One of the “finds,” a Snub Pollard short from 1921 called Fifteen Minutes, is a virtual catalog of emblematic slapstick gags. The very same Snub Pollard turned up unbilled in a 1959 episode of The Gale Storm Show “Oh Susanna!” that features a tour of the Hal Roach lot in Culver City. What must it have been like for Pollard, who once headlined at that studio, to be working there as a day player nearly forty years later?

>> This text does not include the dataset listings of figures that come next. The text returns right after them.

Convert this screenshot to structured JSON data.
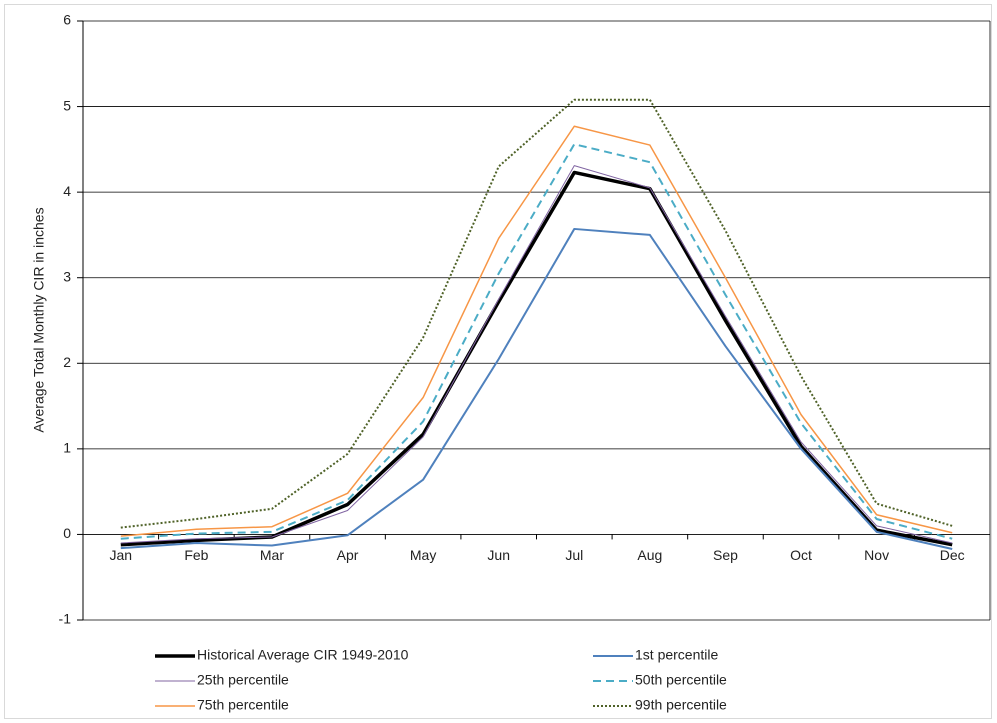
{
  "chart_data": {
    "type": "line",
    "y_label": "Average Total Monthly CIR in inches",
    "categories": [
      "Jan",
      "Feb",
      "Mar",
      "Apr",
      "May",
      "Jun",
      "Jul",
      "Aug",
      "Sep",
      "Oct",
      "Nov",
      "Dec"
    ],
    "ylim": [
      -1,
      6
    ],
    "yticks": [
      -1,
      0,
      1,
      2,
      3,
      4,
      5,
      6
    ],
    "grid": true,
    "series": [
      {
        "name": "Historical Average CIR 1949-2010",
        "color": "#000000",
        "dash": "solid",
        "values": [
          -0.12,
          -0.07,
          -0.03,
          0.35,
          1.17,
          2.72,
          4.23,
          4.04,
          2.5,
          1.03,
          0.05,
          -0.12
        ]
      },
      {
        "name": "1st percentile",
        "color": "#4f81bd",
        "dash": "solid",
        "values": [
          -0.16,
          -0.1,
          -0.13,
          -0.01,
          0.64,
          2.05,
          3.57,
          3.5,
          2.2,
          1.0,
          0.03,
          -0.17
        ]
      },
      {
        "name": "25th percentile",
        "color": "#8064a2",
        "dash": "solid",
        "values": [
          -0.1,
          -0.05,
          -0.03,
          0.28,
          1.14,
          2.75,
          4.31,
          4.05,
          2.55,
          1.08,
          0.1,
          -0.1
        ]
      },
      {
        "name": "50th percentile",
        "color": "#4bacc6",
        "dash": "dashed",
        "values": [
          -0.05,
          0.01,
          0.03,
          0.4,
          1.32,
          3.05,
          4.56,
          4.35,
          2.8,
          1.3,
          0.18,
          -0.05
        ]
      },
      {
        "name": "75th percentile",
        "color": "#f79646",
        "dash": "solid",
        "values": [
          -0.02,
          0.06,
          0.09,
          0.48,
          1.6,
          3.46,
          4.77,
          4.55,
          3.0,
          1.4,
          0.23,
          0.02
        ]
      },
      {
        "name": "99th percentile",
        "color": "#4f6228",
        "dash": "dotted",
        "values": [
          0.08,
          0.18,
          0.3,
          0.94,
          2.3,
          4.3,
          5.08,
          5.08,
          3.55,
          1.85,
          0.36,
          0.1
        ]
      }
    ]
  }
}
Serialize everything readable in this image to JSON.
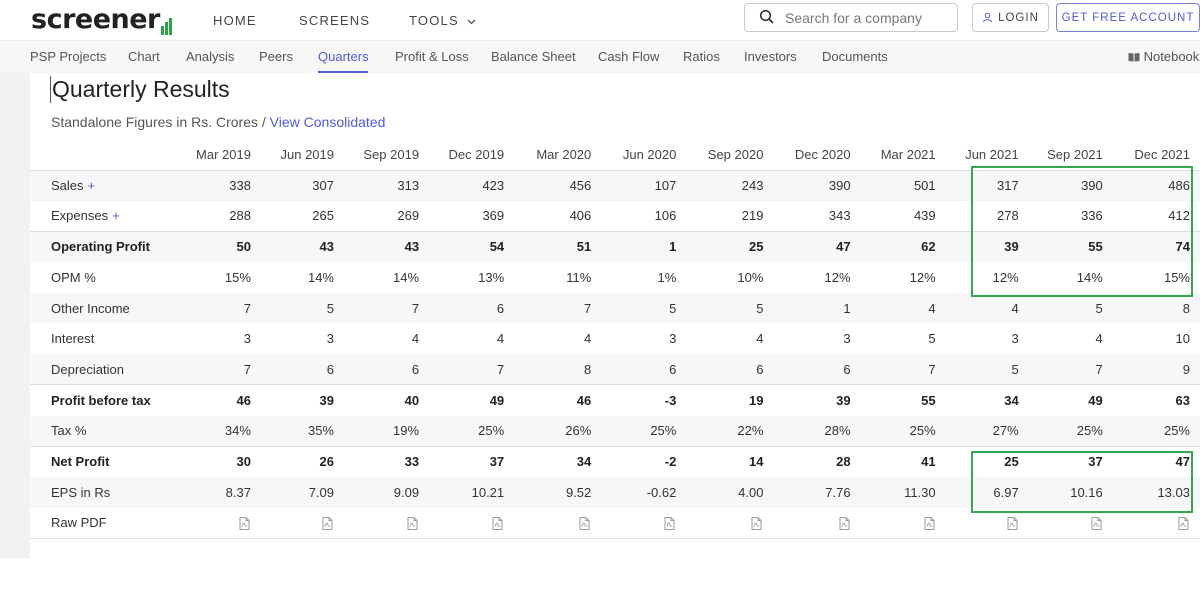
{
  "header": {
    "logo_text": "screener",
    "nav": [
      "HOME",
      "SCREENS",
      "TOOLS"
    ],
    "tools_chevron_icon": "chevron-down-icon",
    "search": {
      "placeholder": "Search for a company",
      "icon": "search-icon"
    },
    "login_label": "LOGIN",
    "login_icon": "user-icon",
    "free_account_label": "GET FREE ACCOUNT"
  },
  "subnav": {
    "items": [
      "PSP Projects",
      "Chart",
      "Analysis",
      "Peers",
      "Quarters",
      "Profit & Loss",
      "Balance Sheet",
      "Cash Flow",
      "Ratios",
      "Investors",
      "Documents"
    ],
    "active": "Quarters",
    "notebook_label": "Notebook",
    "notebook_icon": "book-icon"
  },
  "section": {
    "title": "Quarterly Results",
    "subtitle": "Standalone Figures in Rs. Crores /",
    "link": "View Consolidated"
  },
  "table": {
    "columns": [
      "Mar 2019",
      "Jun 2019",
      "Sep 2019",
      "Dec 2019",
      "Mar 2020",
      "Jun 2020",
      "Sep 2020",
      "Dec 2020",
      "Mar 2021",
      "Jun 2021",
      "Sep 2021",
      "Dec 2021"
    ],
    "rows": [
      {
        "label": "Sales",
        "plus": "+",
        "values": [
          "338",
          "307",
          "313",
          "423",
          "456",
          "107",
          "243",
          "390",
          "501",
          "317",
          "390",
          "486"
        ]
      },
      {
        "label": "Expenses",
        "plus": "+",
        "values": [
          "288",
          "265",
          "269",
          "369",
          "406",
          "106",
          "219",
          "343",
          "439",
          "278",
          "336",
          "412"
        ]
      },
      {
        "label": "Operating Profit",
        "values": [
          "50",
          "43",
          "43",
          "54",
          "51",
          "1",
          "25",
          "47",
          "62",
          "39",
          "55",
          "74"
        ]
      },
      {
        "label": "OPM %",
        "values": [
          "15%",
          "14%",
          "14%",
          "13%",
          "11%",
          "1%",
          "10%",
          "12%",
          "12%",
          "12%",
          "14%",
          "15%"
        ]
      },
      {
        "label": "Other Income",
        "values": [
          "7",
          "5",
          "7",
          "6",
          "7",
          "5",
          "5",
          "1",
          "4",
          "4",
          "5",
          "8"
        ]
      },
      {
        "label": "Interest",
        "values": [
          "3",
          "3",
          "4",
          "4",
          "4",
          "3",
          "4",
          "3",
          "5",
          "3",
          "4",
          "10"
        ]
      },
      {
        "label": "Depreciation",
        "values": [
          "7",
          "6",
          "6",
          "7",
          "8",
          "6",
          "6",
          "6",
          "7",
          "5",
          "7",
          "9"
        ]
      },
      {
        "label": "Profit before tax",
        "values": [
          "46",
          "39",
          "40",
          "49",
          "46",
          "-3",
          "19",
          "39",
          "55",
          "34",
          "49",
          "63"
        ]
      },
      {
        "label": "Tax %",
        "values": [
          "34%",
          "35%",
          "19%",
          "25%",
          "26%",
          "25%",
          "22%",
          "28%",
          "25%",
          "27%",
          "25%",
          "25%"
        ]
      },
      {
        "label": "Net Profit",
        "values": [
          "30",
          "26",
          "33",
          "37",
          "34",
          "-2",
          "14",
          "28",
          "41",
          "25",
          "37",
          "47"
        ]
      },
      {
        "label": "EPS in Rs",
        "values": [
          "8.37",
          "7.09",
          "9.09",
          "10.21",
          "9.52",
          "-0.62",
          "4.00",
          "7.76",
          "11.30",
          "6.97",
          "10.16",
          "13.03"
        ]
      }
    ],
    "raw_pdf_label": "Raw PDF",
    "raw_pdf_icon": "pdf-file-icon"
  },
  "highlight_color": "#2fa84f",
  "accent_color": "#5459d6"
}
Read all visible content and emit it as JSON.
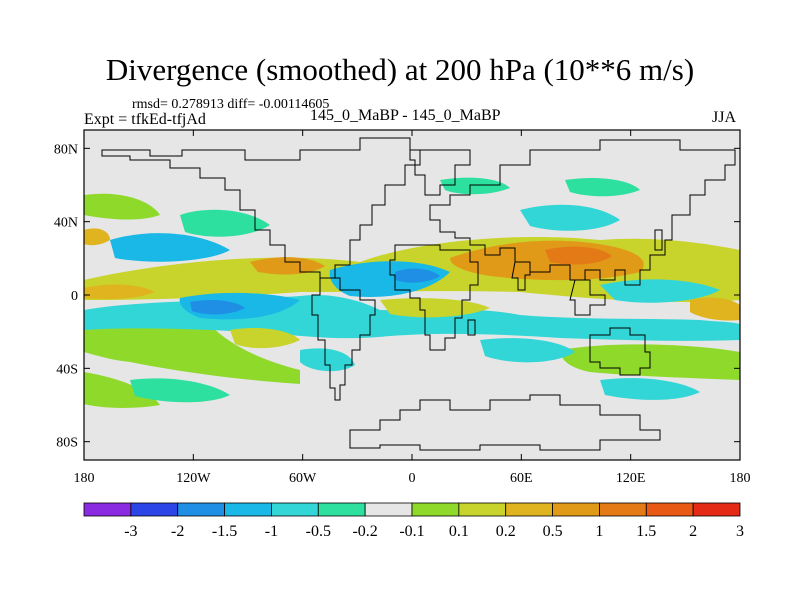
{
  "title": "Divergence (smoothed) at 200 hPa (10**6 m/s)",
  "stats": "rmsd= 0.278913 diff= -0.00114605",
  "expt": "Expt = tfkEd-tfjAd",
  "case": "145_0_MaBP - 145_0_MaBP",
  "season": "JJA",
  "map": {
    "background": "#e6e6e6",
    "lat_ticks": [
      {
        "label": "80N",
        "lat": 80
      },
      {
        "label": "40N",
        "lat": 40
      },
      {
        "label": "0",
        "lat": 0
      },
      {
        "label": "40S",
        "lat": -40
      },
      {
        "label": "80S",
        "lat": -80
      }
    ],
    "lon_ticks": [
      {
        "label": "180",
        "lon": -180
      },
      {
        "label": "120W",
        "lon": -120
      },
      {
        "label": "60W",
        "lon": -60
      },
      {
        "label": "0",
        "lon": 0
      },
      {
        "label": "60E",
        "lon": 60
      },
      {
        "label": "120E",
        "lon": 120
      },
      {
        "label": "180",
        "lon": 180
      }
    ]
  },
  "colorbar": {
    "colors": [
      "#8a2be2",
      "#2b45e6",
      "#1f8fe6",
      "#19b8e6",
      "#33d6d6",
      "#2ee0a0",
      "#e6e6e6",
      "#8fd92b",
      "#c8d42b",
      "#e0b41f",
      "#e09a18",
      "#e37a15",
      "#e85a14",
      "#e42a14"
    ],
    "labels": [
      "-3",
      "-2",
      "-1.5",
      "-1",
      "-0.5",
      "-0.2",
      "-0.1",
      "0.1",
      "0.2",
      "0.5",
      "1",
      "1.5",
      "2",
      "3"
    ]
  }
}
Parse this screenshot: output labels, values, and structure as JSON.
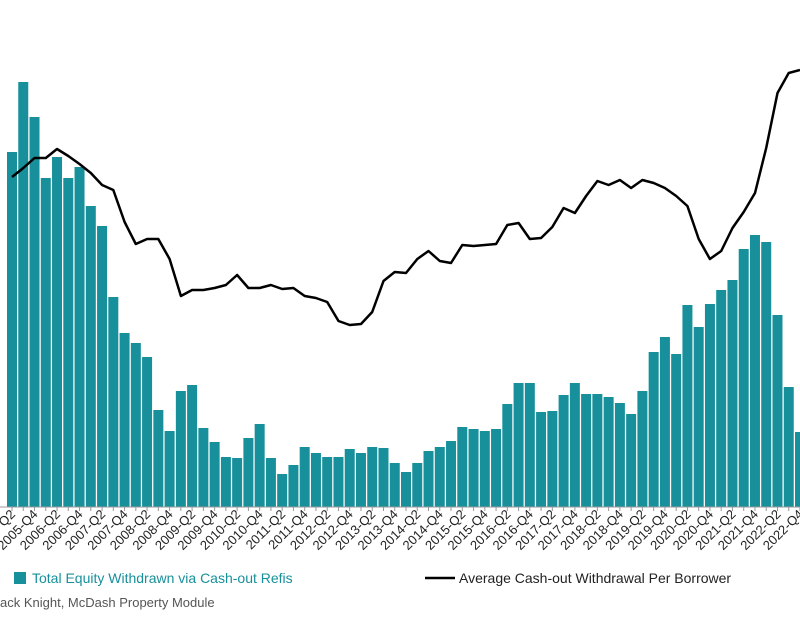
{
  "chart_data": {
    "type": "bar",
    "categories": [
      "Q2",
      null,
      "2005-Q4",
      null,
      "2006-Q2",
      null,
      "2006-Q4",
      null,
      "2007-Q2",
      null,
      "2007-Q4",
      null,
      "2008-Q2",
      null,
      "2008-Q4",
      null,
      "2009-Q2",
      null,
      "2009-Q4",
      null,
      "2010-Q2",
      null,
      "2010-Q4",
      null,
      "2011-Q2",
      null,
      "2011-Q4",
      null,
      "2012-Q2",
      null,
      "2012-Q4",
      null,
      "2013-Q2",
      null,
      "2013-Q4",
      null,
      "2014-Q2",
      null,
      "2014-Q4",
      null,
      "2015-Q2",
      null,
      "2015-Q4",
      null,
      "2016-Q2",
      null,
      "2016-Q4",
      null,
      "2017-Q2",
      null,
      "2017-Q4",
      null,
      "2018-Q2",
      null,
      "2018-Q4",
      null,
      "2019-Q2",
      null,
      "2019-Q4",
      null,
      "2020-Q2",
      null,
      "2020-Q4",
      null,
      "2021-Q2",
      null,
      "2021-Q4",
      null,
      "2022-Q2",
      null,
      "2022-Q4"
    ],
    "series": [
      {
        "name": "Total Equity Withdrawn via Cash-out Refis",
        "type": "bar",
        "color": "#17909b",
        "values": [
          355,
          425,
          390,
          329,
          350,
          329,
          340,
          301,
          281,
          210,
          174,
          164,
          150,
          97,
          76,
          116,
          122,
          79,
          65,
          50,
          49,
          69,
          83,
          49,
          33,
          42,
          60,
          54,
          50,
          50,
          58,
          54,
          60,
          59,
          44,
          35,
          44,
          56,
          60,
          66,
          80,
          78,
          76,
          78,
          103,
          124,
          124,
          95,
          96,
          112,
          124,
          113,
          113,
          110,
          104,
          93,
          116,
          155,
          170,
          153,
          202,
          180,
          203,
          217,
          227,
          258,
          272,
          265,
          192,
          120,
          75
        ]
      },
      {
        "name": "Average Cash-out Withdrawal Per Borrower",
        "type": "line",
        "color": "#000000",
        "values": [
          330,
          339,
          349,
          349,
          358,
          351,
          343,
          334,
          322,
          317,
          285,
          263,
          268,
          268,
          248,
          211,
          217,
          217,
          219,
          222,
          232,
          219,
          219,
          222,
          218,
          219,
          211,
          209,
          205,
          186,
          182,
          183,
          195,
          226,
          235,
          234,
          248,
          256,
          246,
          244,
          262,
          261,
          262,
          263,
          282,
          284,
          268,
          269,
          280,
          299,
          294,
          311,
          326,
          322,
          327,
          319,
          327,
          324,
          319,
          311,
          301,
          268,
          248,
          256,
          279,
          295,
          314,
          359,
          414,
          434,
          437
        ]
      }
    ],
    "ylim": [
      0,
      425
    ],
    "source": "ack Knight, McDash Property Module"
  }
}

I hadn’t seen The Road Back (1937) since Bill Everson screened it at his Theodore Huff Film Society decades ago, and I’m glad I had a chance to revisit it. Little noted or remembered, unavailable on television or home video, it is an ambitious sequel to All Quiet on the Western Front, directed by the great James Whale. The story begins on the day of Armistice in 1918 and follows the young German warriors as they return home to political unrest and family members who can’t comprehend the hellish lives they have
lived on the front lines. The film may not have star value, but leading man John King is quite good and Slim Summerville reprises his role as the long-suffering soldier from All Quiet. The Road Back is uneven and ultimately undone by too much speechifying,
but it remains an impressive piece of work. It has the elaborate camerawork and art direction one associates with Whale and the anti-war sentiments one would expect from author Erich Maria Remarque. The plight of soldiers returning to civilian life is still as relevant as ever in the age of American Sniper and just as poignant. That a film with this pedigree and significance should languish in a studio vault is a crime.
David Pierce and James Layton offered a wonderful presentation on the history of Technicolor, to tie in with their new book The Dawn of Technicolor, and screened some early-talkie musical clips that were just discovered at the BFI and transferred to the digital medium at a high resolution. (They will be reprising this show at the TCM Classic Film Festival in Hollywood later this week.) Veteran film
collector and archivist Eric Grayson offered his own equally interesting history of color in the movies, with some great examples of various processes including the much-lamented Kodachrome.
Richard Barrios assembled another compilation of musical excerpts, starting with the earliest days of sound and ending in the 1960s. And Ray Faiola regaled us with an hour’s worth of coming-attractions prevues from RKO Radio Pictures; I’m a sucker for old trailers and never tire of them.
Chris Horak and the UCLA Film and Television Archive provided a handful of 16mm prints from its collection of rare Fox titles from the early 1930s. I even watched one I’d seen before—The Painted Woman(1932) with Spencer Tracy and Peggy Shannon—because it’s so likable. Tracy makes any film worthwhile but I have a new appreciation for Shannon, whose career never took off as it should have.
Hollywood did give a big build-up to European star Lillian Harvey, but My Lips Betray (1933) didn’t do her any particular favors. It also serves as proof, if any is needed, that movies with Lubitsch-like qualities couldn’t measure up without Lubitsch himself at the helm. (another glitch: UCLA’s surviving 16mm print is missing Reel Six.)
Ron Hutchinson and the Vitaphone Project deserved more than one round of applause for locating the missing discs to complete preservation of films we saw this weekend, including the Colleen Moore vehicle Synthetic Sin (1928). But the highlight, for me and many others, was a one-reel short called Me and the Boys (1929) that features a lineup of future jazz stars including Jack Teagarden, Benny Goodman, Jimmy McPartland, and Ray Bauduc. What a treat!
I refuse to be sad about the demise of Cinefest. I have too many happy memories associated with it and its late founder, Phil Serling. Whenever I think of my annual trek to Syracuse, I’ll smile…and that’s the way it ought to be.